Рецензируя журнал «Остров» (1909. № 2), Михаил Кузмин снова выделяет подлинность таланта Толстого: «Гр. А. Толстой ни слова не говорит о том, какой он был солнечный, но подлинный восторг древнего или будущего солнца заражает при чтении его «солнечных песен». Насколько нам известно, это – первая вещь гр.
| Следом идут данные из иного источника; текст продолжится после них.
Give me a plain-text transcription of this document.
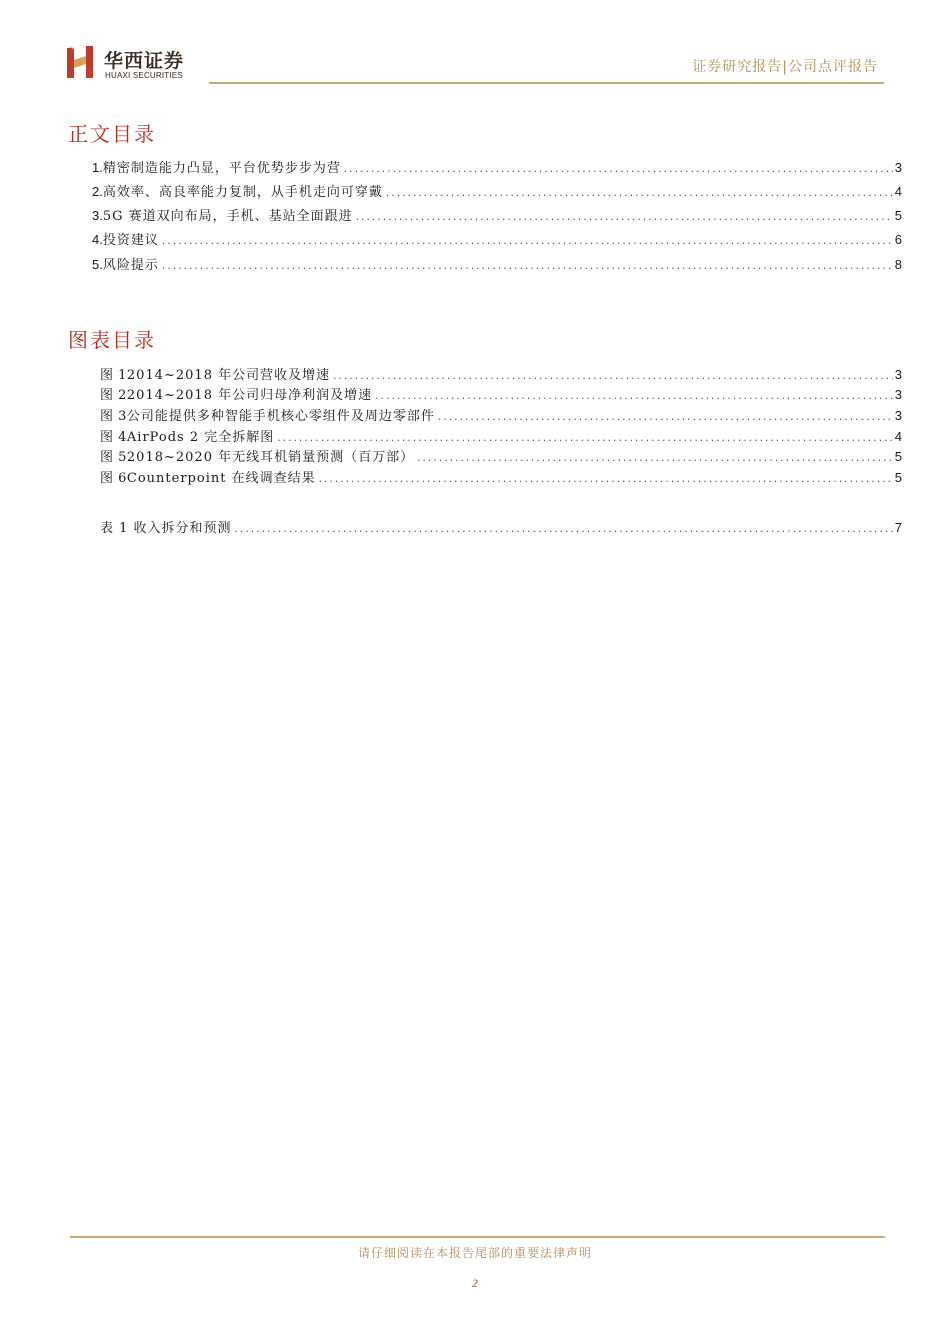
华西证券
HUAXI SECURITIES
证券研究报告|公司点评报告
正文目录
1. 精密制造能力凸显，平台优势步步为营 .....	3
2. 高效率、高良率能力复制，从手机走向可穿戴 .....	4
3. 5G 赛道双向布局，手机、基站全面跟进 .....	5
4. 投资建议 .....	6
5. 风险提示 .....	8
图表目录
图 1 2014~2018 年公司营收及增速 .....	3
图 2 2014~2018 年公司归母净利润及增速 .....	3
图 3 公司能提供多种智能手机核心零组件及周边零部件 .....	3
图 4 AirPods 2 完全拆解图 .....	4
图 5 2018~2020 年无线耳机销量预测（百万部） .....	5
图 6 Counterpoint 在线调查结果 .....	5
表 1 收入拆分和预测 .....	7
请仔细阅读在本报告尾部的重要法律声明
2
Толстого в таком роде, за которой последовал ряд других, может быть более совершенных, но в этом запеве так много подлинной пряности, искренности, глубокого и наивного чувствования мифа, что он пленит любое сердце, воображение и ухо, не закрытые к солнечным русским чарам».
Валентин Кривич в «Заметках о русской беллетристике» отметил рассказ Толстого «Архип», опубликованный в «Новом журнале для всех», подчеркнул, что «у графа А.Н. Толстого есть и свои краски и свои слова». В следующем, третьем, номере «Аполлона» высказал добрые слова о «Сорочьих сказках» Макс Волошин: книга «так непосредственна, так подлинна, что её не хочется пересказывать – её хочется процитировать всю с начала до конца. Это одна из тех книг, которые будут много читаться, но о них не будут говорить. Последние годы дали русской литературе прекрасных сказочников. Мы имели сказки Сологуба, сказки Ремизова, теперь сказки Толстого. Трудно отдать предпочтение какой-нибудь из этих книг перед другими. Внешние приметы стиля и языка в них схожи и свидетельствуют о единой литературной эпохе, но внутренние родники творчества глубоко различны. Сказки Сологуба – это хитрые и умные притчи, облечённые в простые и ясные формы великолепного языка. Их стиль четок и ароматичен, их линии не сложны, но в глубине их замыслов кроется вся сложность иронии, нежность души переплетена в них с жестокостью, и в каждой строке расставлены западни и волчьи ямы для читателя. Это сказки не для детей. Но взрослый, вступивший в их мир, начинает себя чувствовать ребенком, запутавшимся в сложных сетях души их автора. Сказки Сологуба – как бы исторический мост между современным пониманием сказки и сказками Щедрина.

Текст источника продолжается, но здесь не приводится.